Not surprisingly, companies like Pharmacia and Gemini Genomics are also working with Cambridge Cognition's test in clinical research. And Cambridge Cognition is in discussions with hospital groups and governmental agencies about commercializing the test in the U.S., where it is currently only available in research settings and on desktop computers with attached touchscreens.
The company, to be sure, is hardly a newcomer in testing for central nervous system disorders. Its suite of digital tests for mental functioning, called CANTAB, were originally developed at Cambridge University and have been licensed to 400 academic hospitals around the world -- and featured in 200 peer-reviewed scientific articles. The key CANTAB test for Alzheimer’s is the company's Paired Associates Learning (PAL) test, which involves no words at all.
Instead, patients must remember the location of a geometric shape. The PAL test gets harder as it goes along but remains simple enough to accommodate both normal patients and those with advanced dementia. Scientifically, a key selling point of PAL is that it is simple to administer. And a nurse or researcher who may have their own style of administering the test will not skew the results. "Paper and pencil tests require a higher degree of professional input at the front end," says Cambridge Cognition's Harris. In [England], one session of testing costs approximately $130 and is covered by insurance.
The PDA, the company says, does not need to be recalibrated as often as a larger computer touchscreen, and it can be easily delivered to bedridden patients, who can feel intimidated by a standard computer but not by a tiny handheld.

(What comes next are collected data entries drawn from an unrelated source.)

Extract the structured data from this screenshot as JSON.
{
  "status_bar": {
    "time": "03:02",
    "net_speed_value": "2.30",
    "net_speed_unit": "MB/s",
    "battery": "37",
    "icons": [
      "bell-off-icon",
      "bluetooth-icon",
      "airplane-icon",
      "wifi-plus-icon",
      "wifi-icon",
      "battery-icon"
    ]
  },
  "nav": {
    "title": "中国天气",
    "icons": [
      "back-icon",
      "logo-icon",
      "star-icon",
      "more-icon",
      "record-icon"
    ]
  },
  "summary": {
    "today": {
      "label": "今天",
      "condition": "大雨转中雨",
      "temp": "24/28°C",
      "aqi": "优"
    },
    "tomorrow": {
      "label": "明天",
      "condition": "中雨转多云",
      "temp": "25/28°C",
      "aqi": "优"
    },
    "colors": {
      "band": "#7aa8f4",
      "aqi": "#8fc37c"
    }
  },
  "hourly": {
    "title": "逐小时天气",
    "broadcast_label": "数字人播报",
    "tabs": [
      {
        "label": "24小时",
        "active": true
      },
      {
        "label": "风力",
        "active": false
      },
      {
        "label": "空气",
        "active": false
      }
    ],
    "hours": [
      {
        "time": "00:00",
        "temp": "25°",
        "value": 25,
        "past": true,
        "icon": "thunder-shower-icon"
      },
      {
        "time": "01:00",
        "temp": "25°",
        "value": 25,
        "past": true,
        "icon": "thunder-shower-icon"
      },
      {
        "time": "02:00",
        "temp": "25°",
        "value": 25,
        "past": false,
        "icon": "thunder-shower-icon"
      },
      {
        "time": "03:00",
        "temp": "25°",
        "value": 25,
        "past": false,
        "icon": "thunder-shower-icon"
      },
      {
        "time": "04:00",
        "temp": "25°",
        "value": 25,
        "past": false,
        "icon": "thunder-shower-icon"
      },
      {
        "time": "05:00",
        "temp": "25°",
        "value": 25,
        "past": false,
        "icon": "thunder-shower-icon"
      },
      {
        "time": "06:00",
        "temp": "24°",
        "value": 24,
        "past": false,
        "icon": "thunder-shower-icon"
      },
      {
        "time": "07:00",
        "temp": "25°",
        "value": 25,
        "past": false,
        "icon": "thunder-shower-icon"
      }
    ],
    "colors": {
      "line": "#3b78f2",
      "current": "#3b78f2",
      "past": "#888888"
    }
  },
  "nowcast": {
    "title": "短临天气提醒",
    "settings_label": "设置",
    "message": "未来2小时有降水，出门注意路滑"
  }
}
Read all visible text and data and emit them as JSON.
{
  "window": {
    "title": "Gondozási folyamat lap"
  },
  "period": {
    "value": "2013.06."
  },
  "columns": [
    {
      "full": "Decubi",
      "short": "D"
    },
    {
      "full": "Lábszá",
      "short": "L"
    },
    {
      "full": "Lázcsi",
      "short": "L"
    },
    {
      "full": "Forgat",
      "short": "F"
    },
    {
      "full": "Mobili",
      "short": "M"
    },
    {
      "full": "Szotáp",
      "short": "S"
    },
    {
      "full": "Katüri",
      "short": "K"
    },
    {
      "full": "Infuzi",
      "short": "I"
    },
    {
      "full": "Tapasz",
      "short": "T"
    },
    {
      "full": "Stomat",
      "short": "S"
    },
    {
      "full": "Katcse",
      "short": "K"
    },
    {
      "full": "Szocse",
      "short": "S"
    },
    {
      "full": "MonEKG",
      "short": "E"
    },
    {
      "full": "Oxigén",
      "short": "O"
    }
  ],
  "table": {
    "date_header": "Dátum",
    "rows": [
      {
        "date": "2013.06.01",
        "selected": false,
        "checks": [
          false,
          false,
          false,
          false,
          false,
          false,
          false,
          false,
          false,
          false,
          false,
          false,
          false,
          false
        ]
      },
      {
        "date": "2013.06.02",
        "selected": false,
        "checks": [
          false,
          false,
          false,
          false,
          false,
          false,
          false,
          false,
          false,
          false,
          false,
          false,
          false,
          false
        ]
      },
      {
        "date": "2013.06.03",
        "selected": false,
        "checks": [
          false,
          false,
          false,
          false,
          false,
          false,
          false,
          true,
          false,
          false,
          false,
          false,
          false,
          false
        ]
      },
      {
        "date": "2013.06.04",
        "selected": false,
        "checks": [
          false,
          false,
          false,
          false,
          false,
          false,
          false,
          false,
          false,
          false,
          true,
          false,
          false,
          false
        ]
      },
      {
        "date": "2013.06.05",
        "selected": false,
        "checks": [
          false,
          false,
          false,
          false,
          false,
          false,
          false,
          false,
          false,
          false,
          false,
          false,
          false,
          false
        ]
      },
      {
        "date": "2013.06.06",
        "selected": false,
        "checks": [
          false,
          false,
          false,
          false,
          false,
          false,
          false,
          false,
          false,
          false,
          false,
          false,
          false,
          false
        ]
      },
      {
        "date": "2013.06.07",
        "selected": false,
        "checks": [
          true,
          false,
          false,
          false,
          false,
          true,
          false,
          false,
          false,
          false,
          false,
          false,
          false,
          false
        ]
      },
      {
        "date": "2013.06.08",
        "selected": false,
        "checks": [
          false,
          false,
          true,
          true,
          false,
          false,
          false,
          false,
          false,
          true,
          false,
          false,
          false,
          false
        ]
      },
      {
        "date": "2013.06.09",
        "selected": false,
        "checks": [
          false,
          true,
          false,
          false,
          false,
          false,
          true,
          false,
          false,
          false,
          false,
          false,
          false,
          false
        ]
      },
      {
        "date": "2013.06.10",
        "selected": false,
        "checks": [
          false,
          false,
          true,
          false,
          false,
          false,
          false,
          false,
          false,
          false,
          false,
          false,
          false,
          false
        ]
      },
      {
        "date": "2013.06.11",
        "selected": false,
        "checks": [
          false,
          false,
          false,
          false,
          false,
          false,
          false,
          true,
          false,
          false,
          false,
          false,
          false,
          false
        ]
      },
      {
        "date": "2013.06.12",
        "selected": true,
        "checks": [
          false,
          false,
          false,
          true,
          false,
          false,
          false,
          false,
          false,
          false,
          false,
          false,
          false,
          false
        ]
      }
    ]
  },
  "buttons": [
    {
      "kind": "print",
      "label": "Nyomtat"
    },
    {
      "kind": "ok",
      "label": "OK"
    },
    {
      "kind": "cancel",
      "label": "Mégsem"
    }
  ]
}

Competition for the device is paper-based. The two best-known tests are the Alzheimer's Disease Assessment Scale/Cognitive Subscale (known as ADAS-Cog in the U.S.) and the Mini-Mental State Examination (known as MMSE elsewhere in the world). "It's the inertia that's generated by the medical community not wishing to change," says Harris. "Change is unsettling. In the U.S. and the U.K. [there is growing awareness that] the A-Cog and MMSE are fairly gross measures of cognition that are not as sensitive to early detection of Alzheimer's as our test." One British study of the MMSE reported an 86-percent error rate in diagnosing patients with garden-variety dementia.
Cambridge Cognition, in contrast, can happily cite the Journal of the International Neuropsychological Society, where Kylie Fowler and her team at Austin Hospital in Victoria, Australia, found that PAL was able to identify Alzheimer's patients long before other well-accepted tests. In that study, Fowler followed people with memory troubles for two years. She calculated the PAL test could pick out 98 percent of the people destined for Alzheimer's years before doctors could.
The technical director at Cambridge Cognition, John Hammond, notes that the software was written in IBM's Java Virtual Machine to assure maximum portability. So the code will run on Palm devices as well as those from other manufacturers. The Nuffield hospital network had originally tested the software on a desktop and didn't need much persuading to take the system on a PDA. "It's a good indication of how acceptable a portable, high-tech gadgetry is in this environment," says Hammond.